Que nos jeunes compatriotes amazighophones retrouvent de la sérénité : le pouvoir politique berbère a bel et bien existé il y a de cela plus de 2000 ans, mais entre temps, la vie a continué sans leur domination. Maintenant, si l’on veut tout de même récupérer un pouvoir perdu il y a vingt siècles, il va falloir l’argumenter car cela va nier 95% du temps historique de ce territoire ! De ces observations il ressort que la revendication amazighe contemporaine dit, en gros : « aidez-nous à restaurer Tamazgha, ensuite laissez-vous phagocyter jusqu’à retrouver votre identité berbère refoulée.
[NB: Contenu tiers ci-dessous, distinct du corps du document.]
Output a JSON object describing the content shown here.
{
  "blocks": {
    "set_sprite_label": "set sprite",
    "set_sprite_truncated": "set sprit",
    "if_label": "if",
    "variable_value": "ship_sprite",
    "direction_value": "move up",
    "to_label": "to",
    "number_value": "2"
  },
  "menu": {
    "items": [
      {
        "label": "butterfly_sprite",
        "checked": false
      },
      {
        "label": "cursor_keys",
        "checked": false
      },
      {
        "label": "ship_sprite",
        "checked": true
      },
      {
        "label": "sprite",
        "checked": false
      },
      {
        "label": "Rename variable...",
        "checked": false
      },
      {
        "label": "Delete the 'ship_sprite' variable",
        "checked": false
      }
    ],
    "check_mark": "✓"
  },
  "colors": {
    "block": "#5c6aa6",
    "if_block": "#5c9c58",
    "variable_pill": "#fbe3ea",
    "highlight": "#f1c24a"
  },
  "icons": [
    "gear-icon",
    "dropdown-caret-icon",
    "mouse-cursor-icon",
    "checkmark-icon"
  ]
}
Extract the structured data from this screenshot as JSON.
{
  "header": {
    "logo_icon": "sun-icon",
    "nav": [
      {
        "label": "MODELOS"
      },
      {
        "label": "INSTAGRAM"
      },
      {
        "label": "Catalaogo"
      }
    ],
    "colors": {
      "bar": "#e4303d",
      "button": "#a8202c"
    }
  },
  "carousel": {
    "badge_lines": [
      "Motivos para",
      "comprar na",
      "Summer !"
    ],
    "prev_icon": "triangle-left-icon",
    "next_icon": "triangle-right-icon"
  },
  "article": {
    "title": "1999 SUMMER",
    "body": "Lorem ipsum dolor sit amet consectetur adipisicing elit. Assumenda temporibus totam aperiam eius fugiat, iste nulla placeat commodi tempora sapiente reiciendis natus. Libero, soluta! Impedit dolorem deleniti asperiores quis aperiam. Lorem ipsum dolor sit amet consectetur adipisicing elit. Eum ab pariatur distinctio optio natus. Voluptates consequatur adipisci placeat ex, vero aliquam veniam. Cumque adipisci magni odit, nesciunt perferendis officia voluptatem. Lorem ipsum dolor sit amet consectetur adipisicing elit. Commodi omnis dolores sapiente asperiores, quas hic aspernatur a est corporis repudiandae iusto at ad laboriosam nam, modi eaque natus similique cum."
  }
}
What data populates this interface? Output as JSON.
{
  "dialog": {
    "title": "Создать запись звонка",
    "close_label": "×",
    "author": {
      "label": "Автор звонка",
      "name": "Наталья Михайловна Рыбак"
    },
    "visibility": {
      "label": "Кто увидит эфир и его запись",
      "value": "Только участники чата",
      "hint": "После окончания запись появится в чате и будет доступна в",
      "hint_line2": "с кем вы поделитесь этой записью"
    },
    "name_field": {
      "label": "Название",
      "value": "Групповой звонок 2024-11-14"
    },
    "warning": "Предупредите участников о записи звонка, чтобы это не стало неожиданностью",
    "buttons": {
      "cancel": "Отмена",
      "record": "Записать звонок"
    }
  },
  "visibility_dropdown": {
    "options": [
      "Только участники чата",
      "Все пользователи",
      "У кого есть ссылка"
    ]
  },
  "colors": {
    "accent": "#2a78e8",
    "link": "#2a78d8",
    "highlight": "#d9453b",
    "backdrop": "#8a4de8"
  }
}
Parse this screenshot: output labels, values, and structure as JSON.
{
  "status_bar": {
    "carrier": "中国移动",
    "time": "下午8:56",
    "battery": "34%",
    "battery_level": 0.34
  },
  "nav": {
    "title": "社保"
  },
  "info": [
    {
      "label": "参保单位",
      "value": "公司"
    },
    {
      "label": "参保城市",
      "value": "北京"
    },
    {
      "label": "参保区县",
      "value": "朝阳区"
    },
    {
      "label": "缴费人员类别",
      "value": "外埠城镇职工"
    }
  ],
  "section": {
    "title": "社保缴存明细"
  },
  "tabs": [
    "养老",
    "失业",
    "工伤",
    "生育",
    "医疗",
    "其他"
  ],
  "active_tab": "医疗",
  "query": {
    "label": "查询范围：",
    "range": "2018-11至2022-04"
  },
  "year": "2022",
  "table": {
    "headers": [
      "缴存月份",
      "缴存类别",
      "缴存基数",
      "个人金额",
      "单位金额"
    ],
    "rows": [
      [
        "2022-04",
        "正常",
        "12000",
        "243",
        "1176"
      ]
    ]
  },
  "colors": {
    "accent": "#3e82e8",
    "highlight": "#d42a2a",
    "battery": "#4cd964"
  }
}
Tout ira mieux après. ». 

Or, au propre comme au figuré, Tamazgha est un conte de fée qui n’a aucune base historique si ce n’est une projection sur un espace linguistique chamito-sémitique – mais cela fonde-t-il une identité ? On imaginerait mal un drapeau de la francophonie côtoyant celui des Etats membres. Quant à l’exemple de la confédération américaine et dans une certaine mesure la communauté européenne, il y a eu adhésion d’un ensemble d’états (existant préalablement) à une vision partagée d’union scellée par une constitution ; nous sommes donc bien loin de telles configurations. 

Notre histoire commune a débouché sur une réalité nouvelle : l’Algérie. Cette dernière est une synthèse de tous les apports culturels, religieux, linguistiques et économiques qui s’y sont déversés. Et l’identité algérienne (ce que par ailleurs j’ai appelé « l’algérianité ») est une réalité palpable. Ce pays a la chance d’avoir deux langues maternelles : la darija (ou maghribi) et le berbère. Préservons-les et protégeons-les car elles nous viennent de loin, du fin fond de notre histoire. L’identité que je me suis forgée est celle d’une nation multilingue qui n’a qu’un drapeau, celui qu’un million et demi de chouhadas ont permis de hisser haut, au milieu des autres nations reconnues de par le monde. Que l’amazighité trouve dans l’algérianité ses propres constituants, cela est naturel. Mais qu’elle en constitue le socle absorbant et surdéterminant, cela demanderait clarifications à la fois historiques et linguistiques. Quant au Hirak, il a besoin de clairvoyance pour conduire son audace historique avec assurance sans se laisser diviser par des slogans contreproductifs.